Down at the five-footway was some commotion. Two brothers, Munk Kai (Scar Face) and Sam Pah (Farm Guy) living at the lst storey of No.63, appeared. Each was holding a sturdy wood stool. They rushed up the stairs of No. 65. Some loud shouts and screams were heard. Suddenly to the relief and surprise of everyone, Ah Mo and her daughter scrambled down the stairs, unhurt. Still trembling from fear and drenched in sweat and crying tears, they reported that Munk Kai and Sam Pah fought with the Mad Chopper. Somehow when the Mad Chopper slashed at them with his choppers, the choppers got stuck in the wood of the stools. Having disarmed the Mad Chopper the brothers told Ah Mo and her daughter to make their escape. The two brothers then pinned the Mad Chopper down on the floor. Everyone cheered and clapped.

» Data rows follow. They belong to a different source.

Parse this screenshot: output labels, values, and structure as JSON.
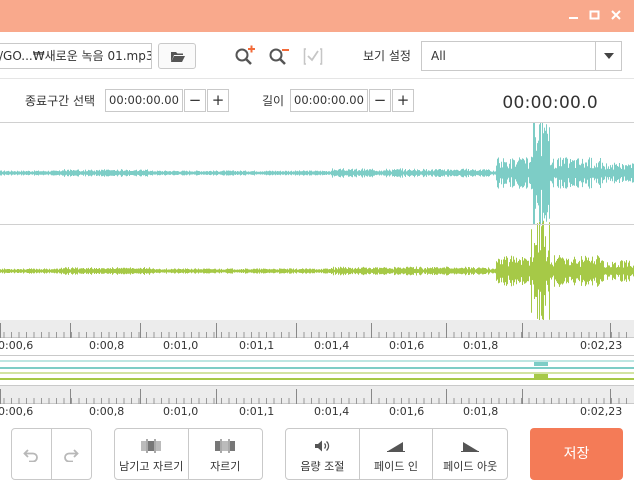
{
  "window": {
    "minimize_icon": "minimize-icon",
    "maximize_icon": "maximize-icon",
    "close_icon": "close-icon",
    "titlebar_color": "#f9a98c"
  },
  "toolbar": {
    "file_path": "/GO...₩새로운 녹음 01.mp3",
    "open_folder_icon": "folder-open-icon",
    "zoom_in_icon": "zoom-in-icon",
    "zoom_out_icon": "zoom-out-icon",
    "select_all_icon": "checkbox-icon",
    "view_settings_label": "보기 설정",
    "view_settings_value": "All"
  },
  "time": {
    "end_section_label": "종료구간 선택",
    "end_section_value": "00:00:00.00",
    "length_label": "길이",
    "length_value": "00:00:00.00",
    "minus": "−",
    "plus": "+",
    "current_time": "00:00:00.0"
  },
  "waveform": {
    "top_channel_color": "#7dcdc6",
    "bottom_channel_color": "#a6c947"
  },
  "ruler_top": {
    "ticks": [
      "0:00,6",
      "0:00,8",
      "0:01,0",
      "0:01,1",
      "0:01,4",
      "0:01,6",
      "0:01,8",
      "0:02,23"
    ]
  },
  "ruler_bottom": {
    "ticks": [
      "0:00,6",
      "0:00,8",
      "0:01,0",
      "0:01,1",
      "0:01,4",
      "0:01,6",
      "0:01,8",
      "0:02,23"
    ]
  },
  "actions": {
    "undo_icon": "undo-icon",
    "redo_icon": "redo-icon",
    "trim_keep_label": "남기고 자르기",
    "cut_label": "자르기",
    "volume_label": "음량 조절",
    "fade_in_label": "페이드 인",
    "fade_out_label": "페이드 아웃",
    "save_label": "저장",
    "accent_color": "#f47b57"
  }
}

Just then the Police arrived. The officers went up and brought the Mad Chopper down in handcuffs. Munk Kai and Sam Pah followed behind each with a chopper and a damaged wooden stool in hand. Ah Mo and her daughter thanked the two brothers profusely. There was a thunderous roar and loud clapping.
As quietly as they came, Munk Kai and Sam Pah left the scene just as quietly back to their home a few doors away. Unsung heroes of Chinatown. They probably saved Ah Mo and her daughter from certain grisly death in the hand of the Mad Chopper.